Cela fait un petit moment que je m’interroge sur l’action que nous pouvons (devons) avoir en tant que société de conseil sur les entreprises que nous accompagnons, sur les modèles de développement que nous encourageons, sur les mesures de performance que nous mettons en œuvre. La crise sanitaire que nous traversons depuis plusieurs semaines et que nous subirons certainement pour encore de longs mois, rend cette réflexion encore plus d’actualité grâce à la prise de distance que cet « épisode » nous apporte et par la rhétorique du changement qui accompagne ces événements.

Je ne m’inscris pas forcément dans le sillage de ceux qui veulent renverser la table, dessiner un jour d’après où tout ne serait plus comme avant, où les modèles actuels seraient à ranger dans les livres d’histoire, car le réalisme à la dent dure et que pour relancer la machine, nous risquons de nous accrocher à ce que nous connaissons et qui nous apporte des certitudes.

Toutefois, si l’on suit la citation de Jean Monet, « les hommes n’acceptent le changement que dans la nécessité et ils ne voient la nécessité que dans la crise », c’est peut-être le bon moment de lancer quelques idées.

Accompagner nos clients dans leur transformation

Les Sociétés de Conseil en Management ont pour vocation à accompagner les programmes de transformation de leurs clients avec pour objectif d’améliorer leur performance, mieux répondre aux attentes de leurs propres clients et ce faisant répondre aux objectifs de croissance.
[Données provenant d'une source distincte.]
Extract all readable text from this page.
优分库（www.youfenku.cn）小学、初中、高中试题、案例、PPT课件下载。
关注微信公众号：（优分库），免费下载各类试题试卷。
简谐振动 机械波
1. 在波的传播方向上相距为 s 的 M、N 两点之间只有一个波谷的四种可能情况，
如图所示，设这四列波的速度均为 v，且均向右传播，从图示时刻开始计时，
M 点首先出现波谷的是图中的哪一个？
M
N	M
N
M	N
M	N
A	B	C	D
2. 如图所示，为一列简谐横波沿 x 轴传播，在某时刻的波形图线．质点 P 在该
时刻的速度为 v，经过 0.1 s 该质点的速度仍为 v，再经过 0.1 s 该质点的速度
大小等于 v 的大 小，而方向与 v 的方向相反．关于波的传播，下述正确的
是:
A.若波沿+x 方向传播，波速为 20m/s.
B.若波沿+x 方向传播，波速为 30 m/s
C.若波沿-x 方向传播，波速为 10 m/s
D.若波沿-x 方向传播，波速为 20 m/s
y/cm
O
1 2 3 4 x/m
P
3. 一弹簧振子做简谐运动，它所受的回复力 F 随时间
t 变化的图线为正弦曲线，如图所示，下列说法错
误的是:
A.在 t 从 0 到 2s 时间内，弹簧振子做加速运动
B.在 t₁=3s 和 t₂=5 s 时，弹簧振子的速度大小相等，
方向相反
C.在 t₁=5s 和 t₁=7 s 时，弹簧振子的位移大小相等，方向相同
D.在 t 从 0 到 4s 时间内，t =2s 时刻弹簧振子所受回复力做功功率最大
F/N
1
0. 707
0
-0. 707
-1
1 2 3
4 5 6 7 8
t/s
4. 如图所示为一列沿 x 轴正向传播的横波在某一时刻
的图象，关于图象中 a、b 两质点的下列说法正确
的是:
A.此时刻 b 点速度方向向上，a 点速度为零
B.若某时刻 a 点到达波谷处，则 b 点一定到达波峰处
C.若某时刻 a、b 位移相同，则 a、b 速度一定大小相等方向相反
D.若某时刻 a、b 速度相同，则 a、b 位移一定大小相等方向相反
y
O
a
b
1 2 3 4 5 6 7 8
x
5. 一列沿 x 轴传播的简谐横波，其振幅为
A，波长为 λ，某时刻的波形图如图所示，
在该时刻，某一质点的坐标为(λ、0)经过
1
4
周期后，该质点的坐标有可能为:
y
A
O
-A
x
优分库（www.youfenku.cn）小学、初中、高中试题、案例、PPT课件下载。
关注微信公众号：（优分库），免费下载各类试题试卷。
La finalité est d’accroître la valeur : la valeur financière au travers d’une croissance soutenue et d’une meilleure rentabilité, la valeur délivrée pour le client et perçue par celui-ci, la valeur technologique mesurée par le niveau d’innovation intégré au business modèle de l’entreprise.

« les notions de bien-être et d’épanouissement au travail, d’équilibre vie privée-vie professionnelle sont des indicateurs très importants »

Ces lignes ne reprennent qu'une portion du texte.